In An Account of the Foxglove and Some of its Medical Uses, published in 1785, Sir William Withering cautioned readers that extracts from the poisonous plant foxglove, also called digitalis, was not a perfect drug.
…Time will fix the real value upon this discovery, and determine whether I have imposed upon myself and others, or contributed to the benefit of science and mankind.
Fast forward 200 years – researchers at the Stanford University School of Medicine have finally highlighted that caution with the discovery that patients with atrial fibrillation — a rapid and irregular heart rhythm — who are treated with the digitalis-derivative digoxin are more likely to die than similar patients who received different treatments.
Mintu Turakhia, MD, is the study’s lead author and assistant professor of cardiology at Stanford and director of cardiac electrophysiology at the Veterans Affairs Palo Alto Health Care System.

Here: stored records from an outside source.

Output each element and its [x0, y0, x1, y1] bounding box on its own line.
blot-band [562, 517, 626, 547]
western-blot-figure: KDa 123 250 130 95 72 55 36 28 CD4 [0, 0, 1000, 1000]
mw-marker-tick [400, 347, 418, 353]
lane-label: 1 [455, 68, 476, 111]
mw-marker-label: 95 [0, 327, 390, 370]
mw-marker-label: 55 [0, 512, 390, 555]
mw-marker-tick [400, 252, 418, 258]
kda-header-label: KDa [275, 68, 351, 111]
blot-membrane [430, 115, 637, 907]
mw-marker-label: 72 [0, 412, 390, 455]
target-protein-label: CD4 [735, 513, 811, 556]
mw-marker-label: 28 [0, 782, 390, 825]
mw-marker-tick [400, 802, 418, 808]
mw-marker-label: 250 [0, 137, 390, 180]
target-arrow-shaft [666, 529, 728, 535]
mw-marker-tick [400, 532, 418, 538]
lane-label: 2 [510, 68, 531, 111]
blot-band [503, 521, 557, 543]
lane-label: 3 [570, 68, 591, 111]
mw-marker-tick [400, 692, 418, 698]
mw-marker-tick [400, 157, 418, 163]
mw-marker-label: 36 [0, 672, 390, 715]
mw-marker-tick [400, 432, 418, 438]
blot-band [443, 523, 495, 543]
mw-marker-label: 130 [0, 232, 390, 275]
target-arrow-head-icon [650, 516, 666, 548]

The take-home point is to question whether people should really be on this drug. These data challenge the current guidelines.
Turakhia and his team analyzed records from 122,465 patients (predominantly male) who received a new diagnosis of atrial fibrillation from the U.S. Department of Veterans Affairs health-care system between 2003 and 2008.
Doctors prescribed digoxin to 23 percent of the patients, and 70 percent of those patients were still on the drug one year later. Patients treated with digoxin were 1.2 times more likely to die than comparable patients prescribed other therapies.
Patients receiving digoxin were more likely to die regardless of age; use of other drugs such as beta-blockers, amiodarone or warfarin; or the presence of other factors such as kidney disease, heart attack or heart failure.
Pharmaceutical companies lack the incentive to finance studies on a long-accepted, generic drug. Turakhia believes that doctors and patients have trusted digoxin for its historical status. He wanted to investigate because digoxin hasn’t been rigorously tested (not even as much as other FDA-approved drugs).
This is going to be as close to proof positive as we get because we may never have a randomized trial of this drug.
There’s an evidence gap…
Turakhia said many other drugs with better safety results are available to treat atrial fibrillation. Digoxin slows the heart rate but does not correct it to a normal rhythm.
We are not asserting this drug should never be used. However, in light of the many other drugs that can be used to slow down the heart rate in atrial fibrillation, patients and providers need to ask whether digoxin should be the treatment of choice when there are other, safer drugs.
Withering had reason to write a precautionary intro to his book on foxglove (digitalis) – it is after all poisonous to mammals and he recounts the violent and purgative effects of it in some case studies on patients.
Perhaps he should have taken some notes from his German contemporary Samuel Hahnemann, who was removing the toxicity of these plants through the potentization process of homeopathy – a non-patentable process wholly repugnant to Big Pharma. But the modality was in full bloom in the 1800s before being squeezed out by corporate interests and medical boards.
Without going into it too deeply, please see this article about a father who outlived all his cardiologists with homeopathy and a nutrient-dense diet. Did you know that the homeopathic version of digitalis exists today? Digitalis 30c is one such remedy and its use for the heart is mentioned in the article.
Here is an excerpt from the article drawing a comparison:
Dr. A.L. Blackwood in Diseases of the Heart says of homeopathic Digitalis: “It not only relieves the palpitation but also diminishes and arrests the nightly emissions that so frequently accompany it.”Digitalis has a place even in conventional medical settings, but in that arena it is used in gross form. Unfortunately, as with aspirin, when a substance is used in material structure (as opposed to homeopathic dilution) it frequently causes side effects. In fact, the more “effective” a drug is in suppressing symptoms, the more likely it is to cause damaging side effects. In the original, gross form before it is made into a homeopathic remedy, Digitalis is a poisonous plant, the foxglove. Poisonous substances ultimately make the best homeopathic remedies, because when highly diluted and potentized, they become powerful medicines. The drug industry uses the original plant to formulate a synthetic version in the manufacture of the prescription drug called Digoxin. The difference between this synthetic version and the homeopathic is like the difference between aspartame and raw honey.
The above study will be published online Aug. 11 in the Journal of the American College of Cardiology, and will appear in the Aug. 19 print issue of the journal. One co-author was Dr. Wolfgang Winkelmayer who, notably, is a member of the event adjudication committee for Medtronic, the data safety monitoring board for Medgenics, and the scientific advisory boards of Amgen, Bayer, GlaxoSmithKline, Keryx, Mitsubishi-Tanabe and Rockwell.